Once we have trained an RBM, we can use it to represent it as data. For each input vector, v we compute a hidden unit activation probabilities, h which we can be used to train next RBM. Hence RBM weights are used to extract features from pervious layer. After completing the training of RBM, we got weights of the hidden layers which will be used to build deep neural network. After that back propagation algorithm is used for fine tuning all weights in the network.

7 Experimental Results

7.1 Dataset Description

In this paper, we have evaluated all the results on TI Digits database. It is speaker independent connected digit database. The data were collected in a quiet environment and digitized at 20 kHz. The utterances collected from the speakers are digit sequences. Eleven digits were used: “zero,” “one,” “two,” …, “nine,” and “oh.” The data is divided into two sets, training and testing.
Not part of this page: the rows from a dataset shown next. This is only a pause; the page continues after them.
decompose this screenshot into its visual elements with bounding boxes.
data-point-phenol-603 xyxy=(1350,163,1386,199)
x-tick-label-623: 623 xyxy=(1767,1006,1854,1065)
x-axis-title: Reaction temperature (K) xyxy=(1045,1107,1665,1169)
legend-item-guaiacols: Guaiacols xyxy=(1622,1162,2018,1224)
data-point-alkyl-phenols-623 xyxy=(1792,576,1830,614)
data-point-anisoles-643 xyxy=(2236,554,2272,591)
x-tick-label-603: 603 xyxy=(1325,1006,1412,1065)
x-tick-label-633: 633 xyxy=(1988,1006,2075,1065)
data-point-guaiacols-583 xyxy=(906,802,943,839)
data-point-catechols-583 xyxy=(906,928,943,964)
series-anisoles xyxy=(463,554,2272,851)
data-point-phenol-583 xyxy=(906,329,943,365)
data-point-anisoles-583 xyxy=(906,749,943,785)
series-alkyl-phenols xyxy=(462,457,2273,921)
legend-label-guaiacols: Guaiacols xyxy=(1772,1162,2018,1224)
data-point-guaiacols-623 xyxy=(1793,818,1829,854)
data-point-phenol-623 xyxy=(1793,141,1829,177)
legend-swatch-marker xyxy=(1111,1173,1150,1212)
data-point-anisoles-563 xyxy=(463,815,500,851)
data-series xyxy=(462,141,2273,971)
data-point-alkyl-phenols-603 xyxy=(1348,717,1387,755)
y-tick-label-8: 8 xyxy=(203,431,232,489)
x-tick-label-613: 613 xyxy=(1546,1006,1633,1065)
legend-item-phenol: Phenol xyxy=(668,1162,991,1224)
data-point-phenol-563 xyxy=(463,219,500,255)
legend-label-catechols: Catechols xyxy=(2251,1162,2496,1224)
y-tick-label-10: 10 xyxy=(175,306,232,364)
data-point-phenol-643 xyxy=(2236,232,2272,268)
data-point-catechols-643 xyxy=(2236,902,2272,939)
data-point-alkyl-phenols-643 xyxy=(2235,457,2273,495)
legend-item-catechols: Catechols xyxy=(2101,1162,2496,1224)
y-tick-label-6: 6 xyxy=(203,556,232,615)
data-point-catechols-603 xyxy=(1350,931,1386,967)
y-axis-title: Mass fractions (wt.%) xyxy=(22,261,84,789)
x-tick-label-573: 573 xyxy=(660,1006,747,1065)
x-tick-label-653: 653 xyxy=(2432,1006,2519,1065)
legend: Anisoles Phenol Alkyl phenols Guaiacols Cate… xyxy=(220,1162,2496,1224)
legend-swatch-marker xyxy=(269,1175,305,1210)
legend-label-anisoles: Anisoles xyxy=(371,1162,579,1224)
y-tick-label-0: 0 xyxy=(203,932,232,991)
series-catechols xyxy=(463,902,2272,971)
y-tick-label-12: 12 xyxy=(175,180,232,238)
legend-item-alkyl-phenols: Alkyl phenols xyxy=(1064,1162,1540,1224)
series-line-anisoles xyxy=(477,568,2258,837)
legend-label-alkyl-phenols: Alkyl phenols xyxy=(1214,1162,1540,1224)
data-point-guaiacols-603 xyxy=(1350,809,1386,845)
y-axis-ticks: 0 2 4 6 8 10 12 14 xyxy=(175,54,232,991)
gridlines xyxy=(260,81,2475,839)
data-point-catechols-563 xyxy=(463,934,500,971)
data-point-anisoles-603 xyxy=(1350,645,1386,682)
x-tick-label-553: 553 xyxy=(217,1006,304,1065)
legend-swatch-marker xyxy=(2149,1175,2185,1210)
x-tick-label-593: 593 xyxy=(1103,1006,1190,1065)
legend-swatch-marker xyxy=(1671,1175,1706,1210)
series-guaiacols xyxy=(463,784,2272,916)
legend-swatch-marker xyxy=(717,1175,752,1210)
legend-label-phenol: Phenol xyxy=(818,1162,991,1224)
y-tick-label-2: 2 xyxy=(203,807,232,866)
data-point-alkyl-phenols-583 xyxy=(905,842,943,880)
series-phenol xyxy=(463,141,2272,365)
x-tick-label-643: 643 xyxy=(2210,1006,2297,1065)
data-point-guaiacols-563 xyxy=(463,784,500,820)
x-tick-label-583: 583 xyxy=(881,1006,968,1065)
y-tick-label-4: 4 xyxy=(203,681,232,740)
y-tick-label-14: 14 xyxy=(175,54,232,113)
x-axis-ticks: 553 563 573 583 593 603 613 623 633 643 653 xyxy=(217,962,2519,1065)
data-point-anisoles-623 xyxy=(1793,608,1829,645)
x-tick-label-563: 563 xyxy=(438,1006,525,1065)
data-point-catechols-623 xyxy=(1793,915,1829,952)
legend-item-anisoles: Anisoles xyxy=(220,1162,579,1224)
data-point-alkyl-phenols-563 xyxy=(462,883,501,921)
Each contains 55 men and 57 women while 56 men and 57 women samples.

The training data is used to train the network. Each file of speaker contains two utterances of each word. The speech samples from training data are read using wavread command. Features are extracted using MFCC. We have used voicebox speech processing toolbox for our experiment (Fig. 2).

Fig. 2
figure 2

Relationship between hidden units and word error rate

7.2 Results

We tested the results on dataset of 56 men and 57 women samples. In this we have calculated the system accuracy for different number of hidden layers. We have calculated it for 300, 400, 500 hidden units. Our experiment for 300 hidden units achieved 83.76 % accuracy. By increasing hidden units to 400, accuracy is increased up to 85.44 %. We have got 86.06 % accuracy for 500 hidden units. These results are shown in Fig. 3. Also the word error rate for each word is calculated. Figure 2 shows the graph of word error rate versus hidden units.

Fig. 3
figure 3

Relationship between hidden units and accuracy

As shown in Fig. 3, accuracy increases with increase in number of hidden units. For RBM, we have used 100 epochs. In the experiment, we have calculated results for using deep neural networks only for classification. We have got results for different hidden units such as for 300 units accuracy achieved is 66.33 %.

8 Conclusion

In this paper, we have proposed an isolated word speech recognition system using acoustic model of HMM and DNN. Having large number of hidden units, deep neural networks are used as a classifier in speech recognition system. In case of GMM they are statistically incapable at modeling high-dimensional data that has any kind of componential structure. As a replacement for GMM, DNN is used in combination with HMM in acoustic modeling. In this paper, we gave a brief view about the deep neural networks and the newly invented pre-training algorithm using deep belief networks.

In [15] they have implemented the system using DTW technique. They have used Least Mean Square algorithm for removing the noise. They have got 93 % recognition rate using enhancement and 82 % without enhancement. We have evaluated our results on TI Digits dataset. The system has achieved 86.06 % accuracy on this dataset. Training of DNN requires much time. For achieving better recognition we must parallelize the training. Research is going on for discovering new learning algorithms for deep neural networks.